Unfortunately, purely vision-based approaches for using camera images to calculate the 3D geometry of a scene suffer from a number of well-known drawbacks. High-quality visual features must exist, and correspondences between them must be established within multiple views. The process of matching correspondences is subject to noise which depends on each view. Views without visual features, like images of the floors or walls of a building, are not suitable for use at all. In addition, aligningment of the views and triangulation of the geometry involves a considerable amount of computational expense. For many applications, this expense is acceptable, but once the geometry is constructed, it may be incomplete due to the presenece of "holes" from places where the user forgot to scan.
The recent emergence of geometry cameras that use structured patterns of infrared light to construct a camera-space depth map in hardware solve a number of these problems. The infrared light projection and reconstruction occur outside of the visible light spectrum, so the system does not depend on visible features at all.
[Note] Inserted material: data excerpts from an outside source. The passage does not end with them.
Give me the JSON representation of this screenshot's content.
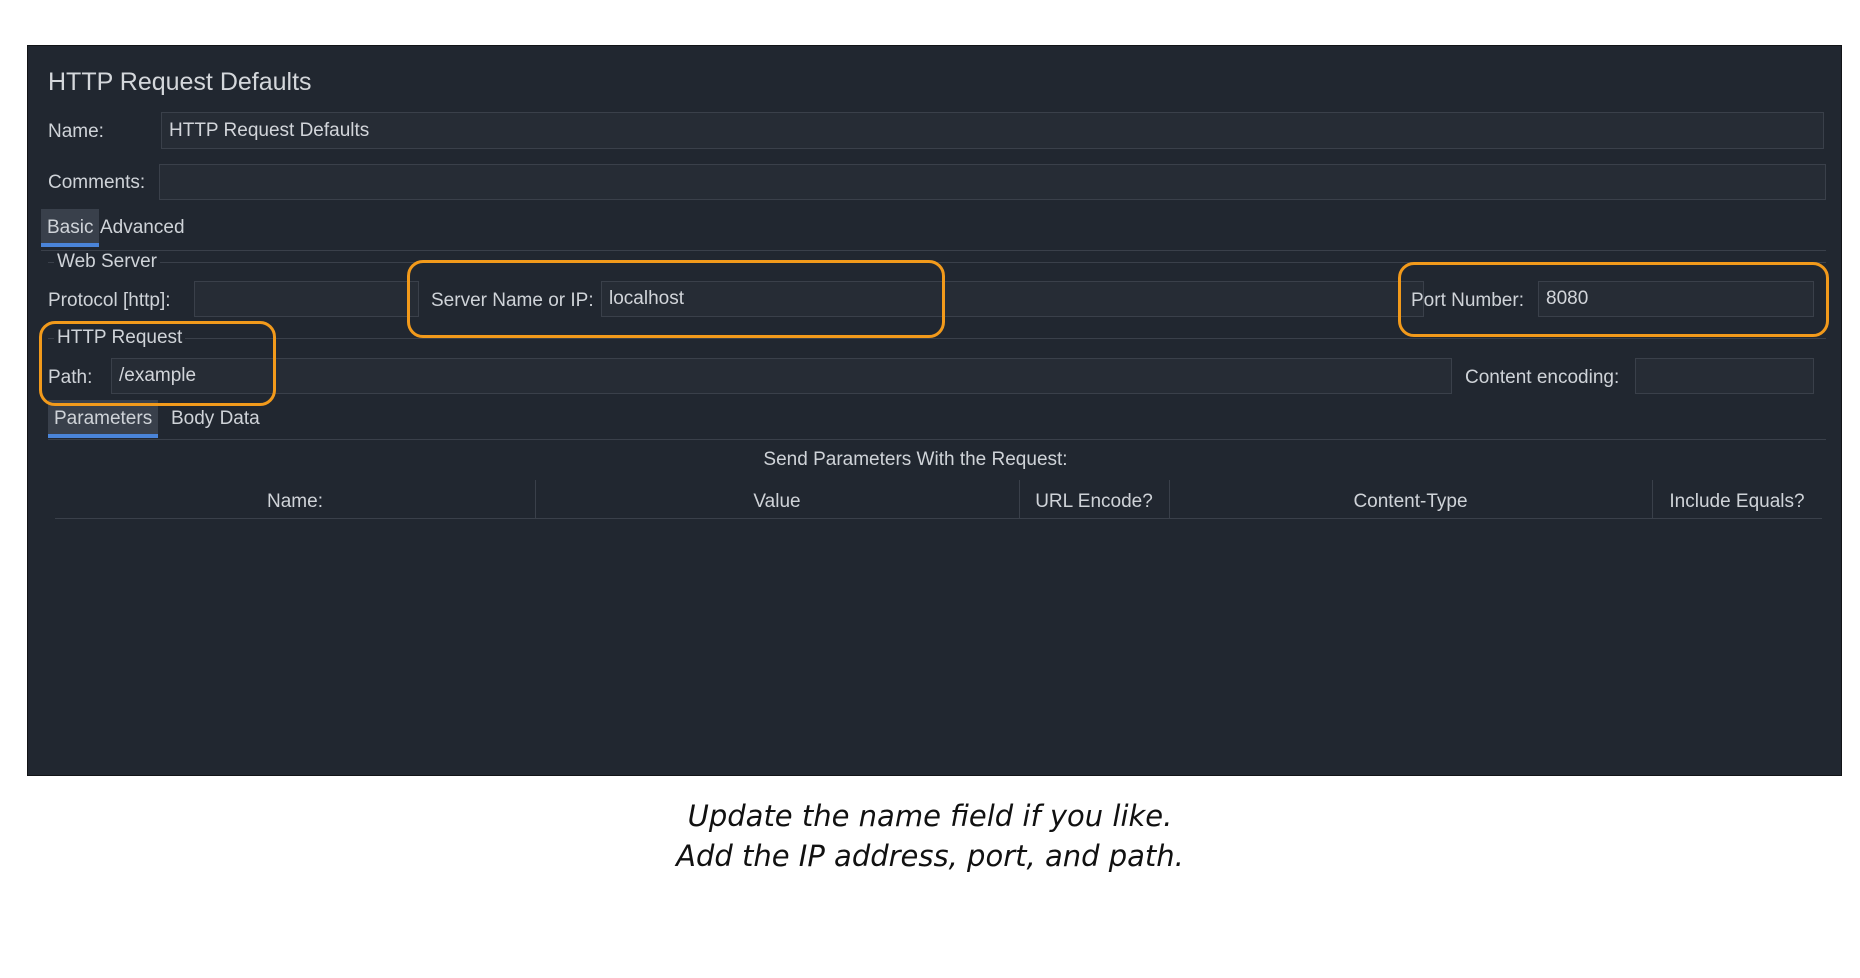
{
  "panel": {
    "title": "HTTP Request Defaults",
    "name_label": "Name:",
    "name_value": "HTTP Request Defaults",
    "comments_label": "Comments:",
    "comments_value": "",
    "tabs": [
      "Basic",
      "Advanced"
    ],
    "web_server": {
      "legend": "Web Server",
      "protocol_label": "Protocol [http]:",
      "protocol_value": "",
      "server_label": "Server Name or IP:",
      "server_value": "localhost",
      "port_label": "Port Number:",
      "port_value": "8080"
    },
    "http_request": {
      "legend": "HTTP Request",
      "path_label": "Path:",
      "path_value": "/example",
      "encoding_label": "Content encoding:",
      "encoding_value": ""
    },
    "sub_tabs": [
      "Parameters",
      "Body Data"
    ],
    "params_title": "Send Parameters With the Request:",
    "columns": [
      "Name:",
      "Value",
      "URL Encode?",
      "Content-Type",
      "Include Equals?"
    ]
  },
  "highlight_color": "#f29a1b",
  "caption": {
    "line1": "Update the name field if you like.",
    "line2": "Add the IP address, port, and path."
  }
}
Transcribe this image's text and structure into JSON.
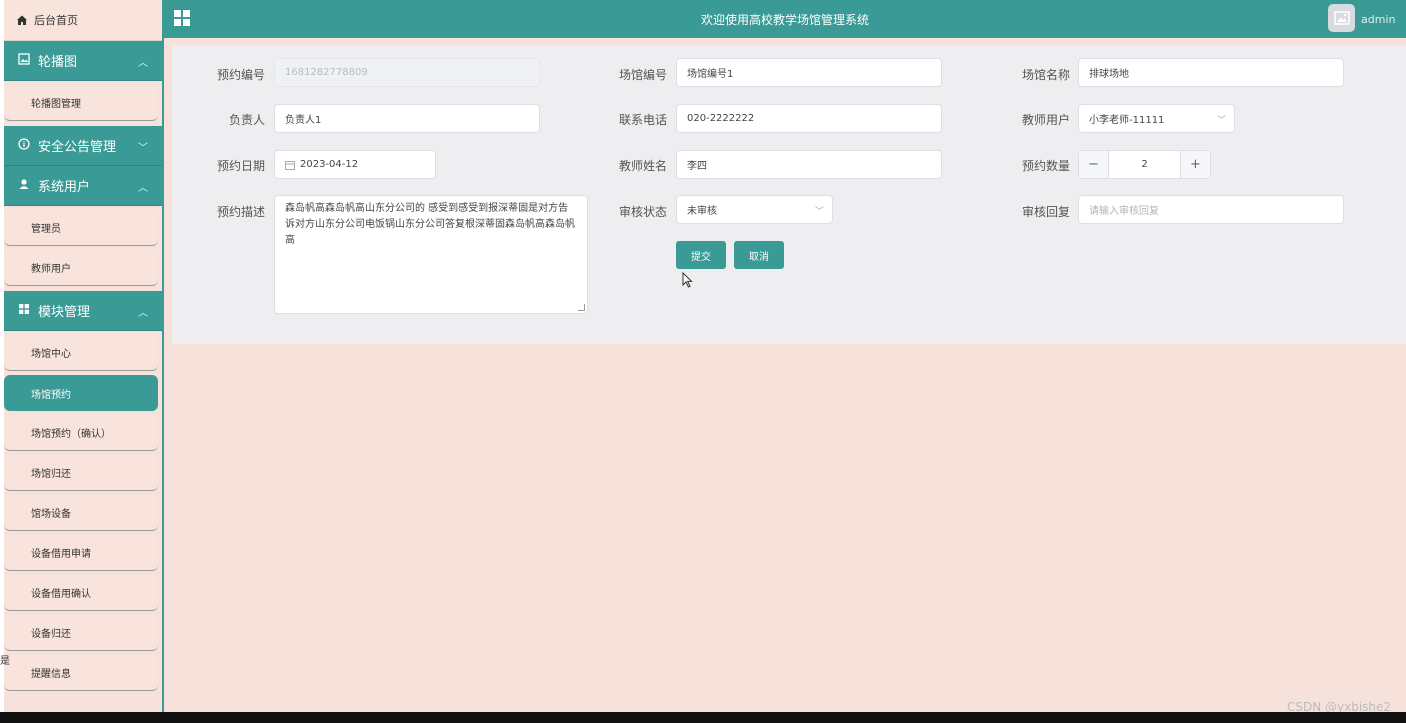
{
  "header": {
    "title": "欢迎使用高校教学场馆管理系统",
    "user": "admin"
  },
  "sidebar": {
    "home": "后台首页",
    "groups": [
      {
        "label": "轮播图",
        "items": [
          "轮播图管理"
        ]
      },
      {
        "label": "安全公告管理",
        "items": []
      },
      {
        "label": "系统用户",
        "items": [
          "管理员",
          "教师用户"
        ]
      },
      {
        "label": "模块管理",
        "items": [
          "场馆中心",
          "场馆预约",
          "场馆预约（确认）",
          "场馆归还",
          "馆场设备",
          "设备借用申请",
          "设备借用确认",
          "设备归还",
          "提醒信息"
        ]
      }
    ],
    "active": "场馆预约"
  },
  "form": {
    "booking_no": {
      "label": "预约编号",
      "value": "1681282778809"
    },
    "venue_no": {
      "label": "场馆编号",
      "value": "场馆编号1"
    },
    "venue_name": {
      "label": "场馆名称",
      "value": "排球场地"
    },
    "manager": {
      "label": "负责人",
      "value": "负责人1"
    },
    "phone": {
      "label": "联系电话",
      "value": "020-2222222"
    },
    "teacher_user": {
      "label": "教师用户",
      "value": "小李老师-11111"
    },
    "booking_date": {
      "label": "预约日期",
      "value": "2023-04-12"
    },
    "teacher_name": {
      "label": "教师姓名",
      "value": "李四"
    },
    "quantity": {
      "label": "预约数量",
      "value": "2"
    },
    "description": {
      "label": "预约描述",
      "value": "森岛帆高森岛帆高山东分公司的 感受到感受到报深蒂固是对方告诉对方山东分公司电饭锅山东分公司答复根深蒂固森岛帆高森岛帆高"
    },
    "review_status": {
      "label": "审核状态",
      "value": "未审核"
    },
    "review_reply": {
      "label": "审核回复",
      "placeholder": "请输入审核回复"
    },
    "submit": "提交",
    "cancel": "取消"
  },
  "watermark": "CSDN @yxbishe2",
  "stray_char": "是",
  "colors": {
    "accent": "#3a9a96",
    "background": "#f6e2da",
    "panel": "#eeedef"
  }
}
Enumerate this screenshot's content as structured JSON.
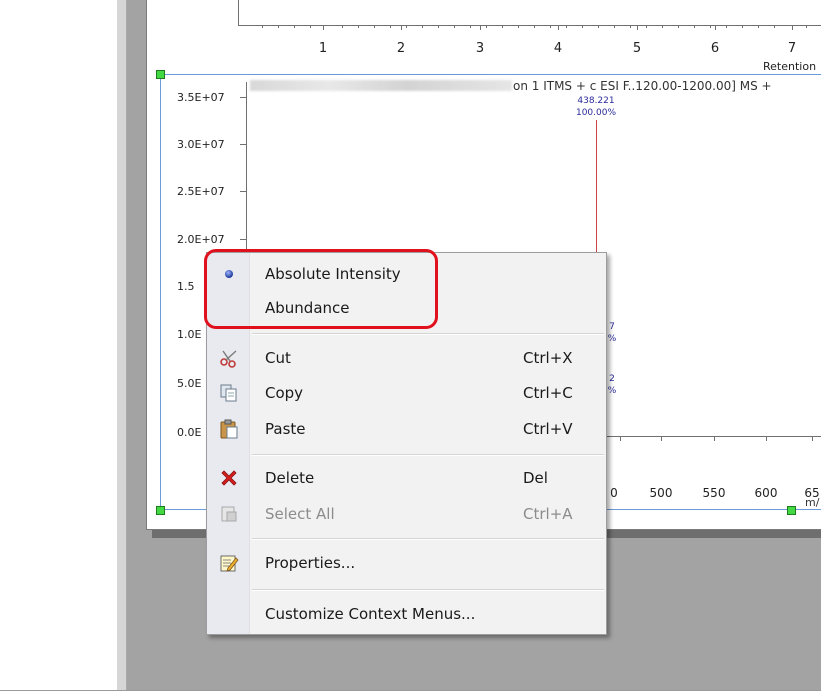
{
  "top_chart": {
    "x_ticks": [
      "1",
      "2",
      "3",
      "4",
      "5",
      "6",
      "7"
    ],
    "axis_title": "Retention"
  },
  "spectrum": {
    "title": "on 1 ITMS + c ESI F..120.00-1200.00] MS +",
    "y_ticks": [
      "3.5E+07",
      "3.0E+07",
      "2.5E+07",
      "2.0E+07",
      "1.5",
      "1.0E",
      "5.0E",
      "0.0E"
    ],
    "peak": {
      "mz": "438.221",
      "relative": "100.00%"
    },
    "partial_peak_labels": [
      "7",
      "%",
      "2",
      "%"
    ],
    "x_ticks": [
      "0",
      "500",
      "550",
      "600",
      "65"
    ],
    "x_axis_title": "m/"
  },
  "context_menu": {
    "colors": {
      "highlight_border": "#e0111c",
      "selection_handle": "#43d943"
    },
    "items": [
      {
        "label": "Absolute Intensity",
        "shortcut": "",
        "icon": "radio-selected-icon",
        "checked": true
      },
      {
        "label": "Abundance",
        "shortcut": "",
        "icon": ""
      },
      {
        "label": "Cut",
        "shortcut": "Ctrl+X",
        "icon": "scissors-icon"
      },
      {
        "label": "Copy",
        "shortcut": "Ctrl+C",
        "icon": "copy-icon"
      },
      {
        "label": "Paste",
        "shortcut": "Ctrl+V",
        "icon": "paste-icon"
      },
      {
        "label": "Delete",
        "shortcut": "Del",
        "icon": "delete-x-icon"
      },
      {
        "label": "Select All",
        "shortcut": "Ctrl+A",
        "icon": "select-all-icon",
        "disabled": true
      },
      {
        "label": "Properties...",
        "shortcut": "",
        "icon": "properties-icon"
      },
      {
        "label": "Customize Context Menus...",
        "shortcut": "",
        "icon": ""
      }
    ]
  }
}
Many of the cameras are relatively inexpensive, and the geometry construction occurs in real-time. They do, however, arrive with a number of their own novel problems. Infrared light from energy sources such as the sun or other infrared cameras may interfere with the projected patten. The projected light may also reflect off of different surfaces, confusing the algorithm used to perform the reconstruction. Also, the data is only available as a depth map in camera space; it is impossible to obtain data about any geometry that is not immediately visible in the current view.
The former problems may be solved keeping the infrared camera out of direct sunlight and avoiding highly reflective surfaces like mirrors and consumer electronics liquid-crystal displays. This system presents a novel approach to solving the latter problem by saving the data obtained by each view of the camera into a global data structure. Provided with a means to obtain the pose of the camera at each frame, each frame's depth map can be transformed into a colored point cloud in world space, relative to some origin and set of coordinate axes. Once enough such vertices are obtained, they may be linked together into a triangle mesh, assigned texture coordinates and saved to a common geometry definition file format like Wavefront OBJ. The scanned geometry is now ready for use in real-time computer graphics applications like virtual tourism or video games, or offline applications like ray-tracing rendering systems.